Pasqua, i preti e il Giovedì Santo

Giovedì santo. Sono in duomo con centinaia di confratelli sacerdoti a concelebrare con il vescovo Francesco per ringraziare il Signore del dono del sacerdozio fatto a me, a tutti noi, e alla Chiesa intera. Infatti c’è anche un buon numero di fedeli laici a ringraziare con noi.

Giovedì santo. Sono in duomo con centinaia di confratelli sacerdoti a concelebrare con il vescovo Francesco per ringraziare il Signore del dono del sacerdozio fatto a me, a tutti noi, e alla Chiesa intera. Infatti c’è anche un buon numero di fedeli laici a ringraziare con noi, perché il nostro ministero è stato istituito dal Signore proprio per loro.

Per me la cosa si ripete da più di cinquant’anni e, tutto sommato, sia pure con qualche vistoso cerotto e qualche zeppa di sostegno nell’anima, sono ancora qui, libero e convinto, a ripetere il mio grazie.

“I PRETI HANNO BUONTEMPO”

Dicono che noi preti abbiamo “buontempo”. Lo dicono quelli che non ci sono amici, e si capisce; ma lo dicono non amichevolmente anche tanti nostri laici, fedeli senz’altro, ma anche irresistibilmente egregi, cioè liberi da ogni intruppamento clericale. E noi preti dobbiamo dirlo, almeno io lo dico, che, al di là delle loro intenzioni, quelli che ci danno del buontempone hanno ragione. Noi preti “abbiamo buontempo”; detto meglio, siamo fortunati, oserei quasi dire felici e ci meravigliamo che siano così in calo quelli che desiderano farsi preti.

Durante la Messa crismale guardo sempre la schiera dei miei confratelli, di cui sono contento (molto) di far parte.
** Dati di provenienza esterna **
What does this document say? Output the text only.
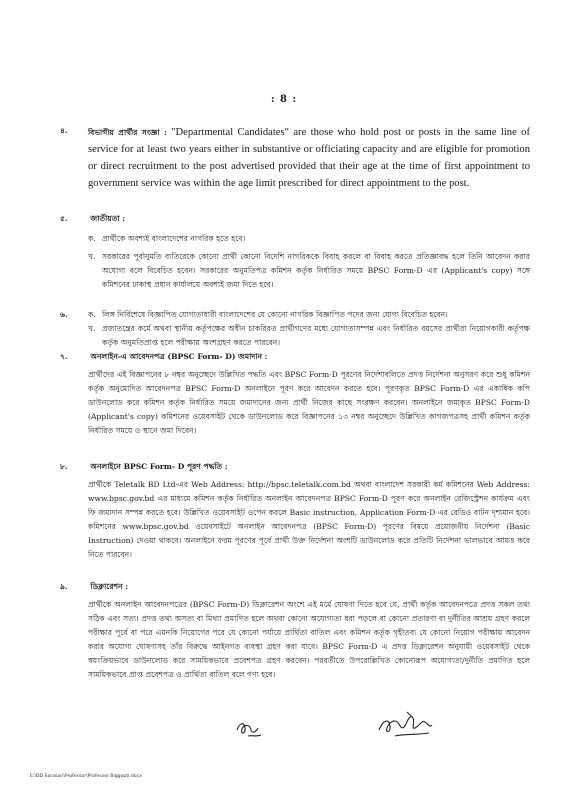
: 8 :
৪.	বিভাগীয় প্রার্থীর সংজ্ঞা : "Departmental Candidates" are those who hold post or posts in the same line of service for at least two years either in substantive or officiating capacity and are eligible for promotion or direct recruitment to the post advertised provided that their age at the time of first appointment to government service was within the age limit prescribed for direct appointment to the post.
৫.	জাতীয়তা :
ক. প্রার্থীকে অবশ্যই বাংলাদেশের নাগরিক হতে হবে।
খ. সরকারের পূর্বানুমতি ব্যতিরেকে কোনো প্রার্থী কোনো বিদেশি নাগরিককে বিবাহ করলে বা বিবাহ করতে প্রতিজ্ঞাবদ্ধ হলে তিনি আবেদন করার অযোগ্য বলে বিবেচিত হবেন। সরকারের অনুমতিপত্র কমিশন কর্তৃক নির্ধারিত সময়ে BPSC Form-D এর (Applicant's copy) সঙ্গে কমিশনের ঢাকাস্থ প্রধান কার্যালয়ে অবশ্যই জমা দিতে হবে।
৬.	ক. লিঙ্গ নির্বিশেষে বিজ্ঞাপিত যোগ্যতাধারী বাংলাদেশের যে কোনো নাগরিক বিজ্ঞাপিত পদের জন্য যোগ্য বিবেচিত হবেন।
খ. প্রজাতন্ত্রের কর্মে অথবা স্থানীয় কর্তৃপক্ষের অধীন চাকরিরত প্রার্থীগণের মধ্যে যোগ্যতাসম্পন্ন এবং নির্ধারিত বয়সের প্রার্থীরা নিয়োগকারী কর্তৃপক্ষ কর্তৃক অনুমতিপ্রাপ্ত হলে পরীক্ষায় অংশগ্রহণ করতে পারবেন।
৭.	অনলাইন-এ আবেদনপত্র (BPSC Form- D) জমাদান :
প্রার্থীদের এই বিজ্ঞাপনের ৮ নম্বর অনুচ্ছেদে উল্লিখিত পদ্ধতি এবং BPSC Form-D পূরণের নির্দেশাবলিতে প্রদত্ত নির্দেশনা অনুসরণ করে শুধু কমিশন কর্তৃক অনুমোদিত আবেদনপত্র BPSC Form-D অনলাইনে পূরণ করে আবেদন করতে হবে। পূরণকৃত BPSC Form-D এর একাধিক কপি ডাউনলোড করে কমিশন কর্তৃক নির্ধারিত সময়ে জমাদানের জন্য প্রার্থী নিজের কাছে সংরক্ষণ করবেন। অনলাইনে জমাকৃত BPSC Form-D (Applicant's copy) কমিশনের ওয়েবসাইট থেকে ডাউনলোড করে বিজ্ঞাপনের ১৩ নম্বর অনুচ্ছেদে উল্লিখিত কাগজপত্রসহ প্রার্থী কমিশন কর্তৃক নির্ধারিত সময়ে ও স্থানে জমা দিবেন।
৮.	অনলাইনে BPSC Form- D পূরণ পদ্ধতি :
প্রার্থীকে Teletalk BD Ltd-এর Web Address: http://bpsc.teletalk.com.bd অথবা বাংলাদেশ সরকারী কর্ম কমিশনের Web Address: www.bpsc.gov.bd এর মাধ্যমে কমিশন কর্তৃক নির্ধারিত অনলাইন আবেদনপত্র BPSC Form-D পূরণ করে অনলাইন রেজিস্ট্রেশন কার্যক্রম এবং ফি জমাদান সম্পন্ন করতে হবে। উল্লিখিত ওয়েবসাইট ওপেন করলে Basic instruction, Application Form-D এর রেডিও বাটন দৃশ্যমান হবে। কমিশনের www.bpsc.gov.bd ওয়েবসাইটে অনলাইন আবেদনপত্র (BPSC Form-D) পূরণের বিষয়ে প্রয়োজনীয় নির্দেশনা (Basic Instruction) দেওয়া থাকবে। অনলাইনে ফরম পূরণের পূর্বে প্রার্থী উক্ত নির্দেশনা অংশটি ডাউনলোড করে প্রতিটি নির্দেশনা ভালভাবে আয়ত্ত করে নিতে পারবেন।
৯.	ডিক্লারেশন :
প্রার্থীকে অনলাইন আবেদনপত্রের (BPSC Form-D) ডিক্লারেশন অংশে এই মর্মে ঘোষণা দিতে হবে যে, প্রার্থী কর্তৃক আবেদনপত্রে প্রদত্ত সকল তথ্য সঠিক এবং সত্য। প্রদত্ত তথ্য অসত্য বা মিথ্যা প্রমাণিত হলে অথবা কোনো অযোগ্যতা ধরা পড়লে বা কোনো প্রতারণা বা দুর্নীতির আশ্রয় গ্রহণ করলে পরীক্ষার পূর্বে বা পরে এমনকি নিয়োগের পরে যে কোনো পর্যায়ে প্রার্থিতা বাতিল এবং কমিশন কর্তৃক গৃহীতব্য যে কোনো নিয়োগ পরীক্ষায় আবেদন করার অযোগ্য ঘোষণাসহ তাঁর বিরুদ্ধে আইনগত ব্যবস্থা গ্রহণ করা যাবে। BPSC Form-D এ প্রদত্ত ডিক্লারেশন অনুযায়ী ওয়েবসাইট থেকে স্বয়ংক্রিয়ভাবে ডাউনলোড করে সাময়িকভাবে প্রবেশপত্র গ্রহণ করবেন। পরবর্তীতে উপরোল্লিখিত কোনোরূপ অযোগ্যতা/দুর্নীতি প্রমাণিত হলে সাময়িকভাবে প্রাপ্ত প্রবেশপত্র ও প্রার্থিতা বাতিল বলে গণ্য হবে।
E:\DD Sarasari\Professor\Professor Biggopti.docx
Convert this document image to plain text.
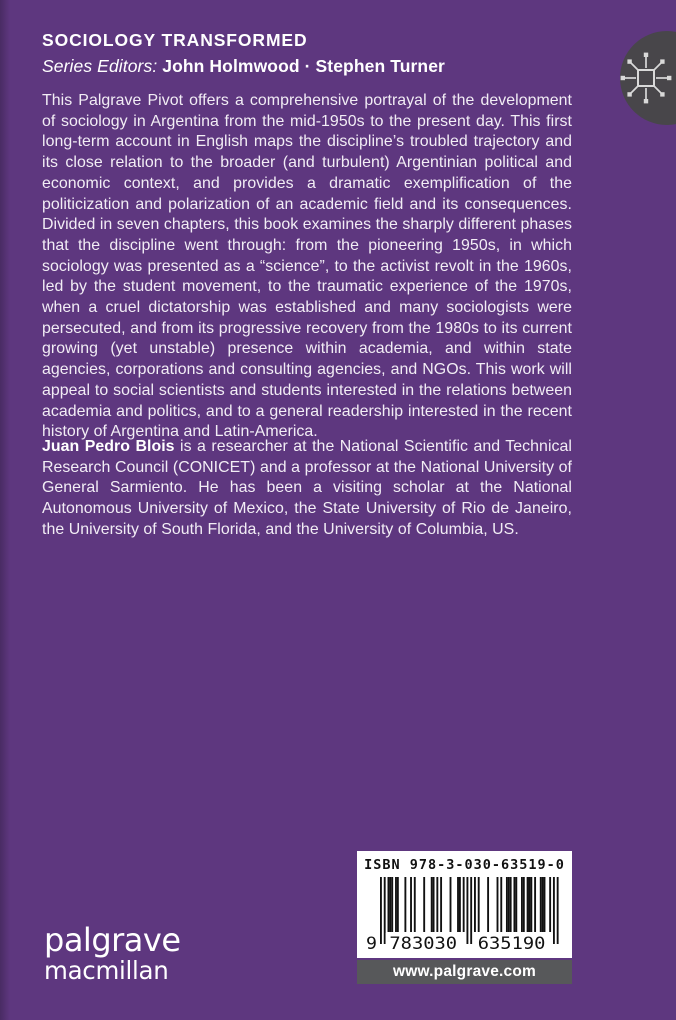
SOCIOLOGY TRANSFORMED
Series Editors: John Holmwood · Stephen Turner

This Palgrave Pivot offers a comprehensive portrayal of the development of sociology in Argentina from the mid-1950s to the present day. This first long-term account in English maps the discipline’s troubled trajectory and its close relation to the broader (and turbulent) Argentinian political and economic context, and provides a dramatic exemplification of the politicization and polarization of an academic field and its consequences. Divided in seven chapters, this book examines the sharply different phases that the discipline went through: from the pioneering 1950s, in which sociology was presented as a “science”, to the activist revolt in the 1960s, led by the student movement, to the traumatic experience of the 1970s, when a cruel dictatorship was established and many sociologists were persecuted, and from its progressive recovery from the 1980s to its current growing (yet unstable) presence within academia, and within state agencies, corporations and consulting agencies, and NGOs. This work will appeal to social scientists and students interested in the relations between academia and politics, and to a general readership interested in the recent history of Argentina and Latin-America.

Juan Pedro Blois is a researcher at the National Scientific and Technical Research Council (CONICET) and a professor at the National University of General Sarmiento. He has been a visiting scholar at the National Autonomous University of Mexico, the State University of Rio de Janeiro, the University of South Florida, and the University of Columbia, US.

palgrave
macmillan
ISBN 978-3-030-63519-0
9 783030 635190
www.palgrave.com
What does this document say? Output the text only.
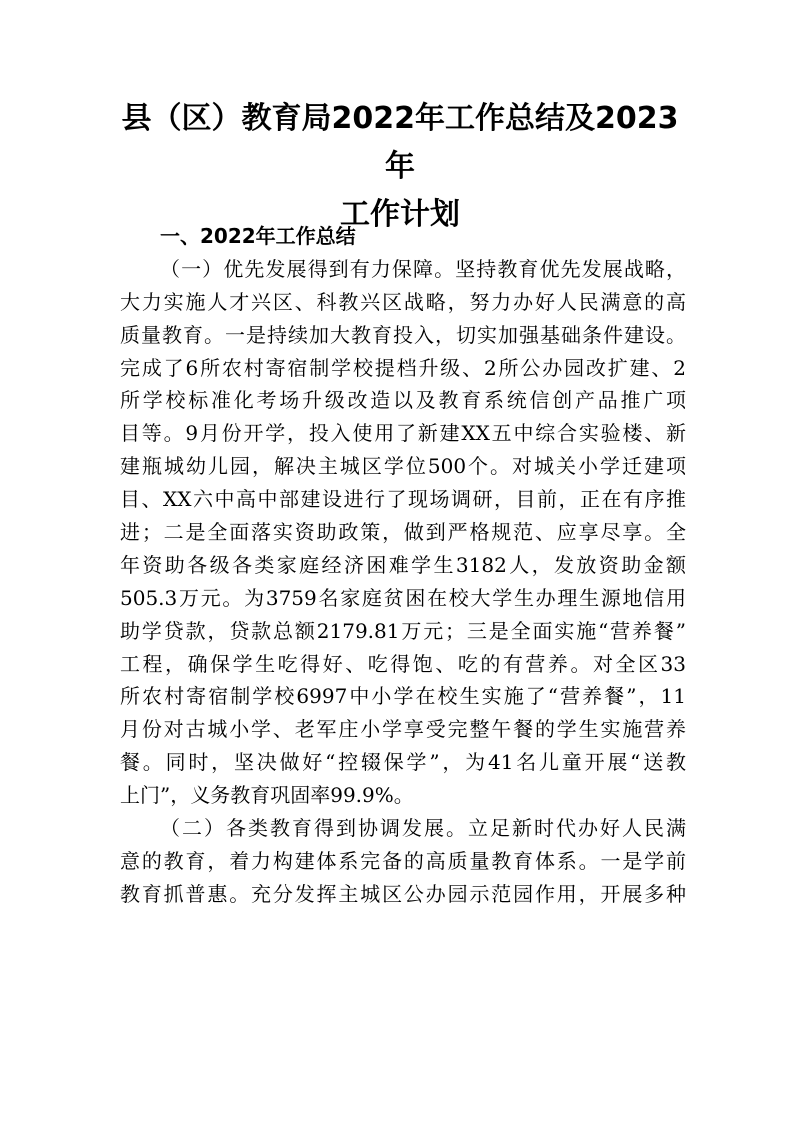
县（区）教育局2022年工作总结及2023年
工作计划
一、2022年工作总结
（一）优先发展得到有力保障。坚持教育优先发展战略，
大力实施人才兴区、科教兴区战略，努力办好人民满意的高
质量教育。一是持续加大教育投入，切实加强基础条件建设。
完成了6所农村寄宿制学校提档升级、2所公办园改扩建、2
所学校标准化考场升级改造以及教育系统信创产品推广项
目等。9月份开学，投入使用了新建XX五中综合实验楼、新
建瓶城幼儿园，解决主城区学位500个。对城关小学迁建项
目、XX六中高中部建设进行了现场调研，目前，正在有序推
进；二是全面落实资助政策，做到严格规范、应享尽享。全
年资助各级各类家庭经济困难学生3182人，发放资助金额
505.3万元。为3759名家庭贫困在校大学生办理生源地信用
助学贷款，贷款总额2179.81万元；三是全面实施“营养餐”
工程，确保学生吃得好、吃得饱、吃的有营养。对全区33
所农村寄宿制学校6997中小学在校生实施了“营养餐”，11
月份对古城小学、老军庄小学享受完整午餐的学生实施营养
餐。同时，坚决做好“控辍保学”，为41名儿童开展“送教
上门”，义务教育巩固率99.9%。
（二）各类教育得到协调发展。立足新时代办好人民满
意的教育，着力构建体系完备的高质量教育体系。一是学前
教育抓普惠。充分发挥主城区公办园示范园作用，开展多种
La maggioranza è fatta ormai di anziani e di vecchi come me. Siamo, fisicamente, sempre più brutti e sgarrupati, ma vedo ancora in tutti tracce persistenti della passata gioventù. Poi c’è il gruppo di mezzo, quelli che, lo si vede bene, sono nel pieno del loro vigore e del loro potere (nel senso del poter fare, programmare e decidere). Poi ci sono i giovani, nel fiore degli anni, sempre meno numerosi purtroppo. Quelli fanno un po’ gruppo a parte: si vede che non sono ancora in possesso di un potere pieno e quindi hanno l’aria evidente di non portare una piena responsabilità, ma nello stesso tempo aspettano che venga il loro turno, alcuni con una punta visibile di impazienza, altri con la sicurezza di chi attende qualcosa che non può non arrivare.

Durante la concelebrazione, mi par di vedere (e son convinto di veder bene) che, chi più chi meno, tutti vogliono bene al Signore e tutti hanno sotto il naso l’odore delle loro pecore, senza esserne infastiditi, anzi molto spesso con evidente piacere.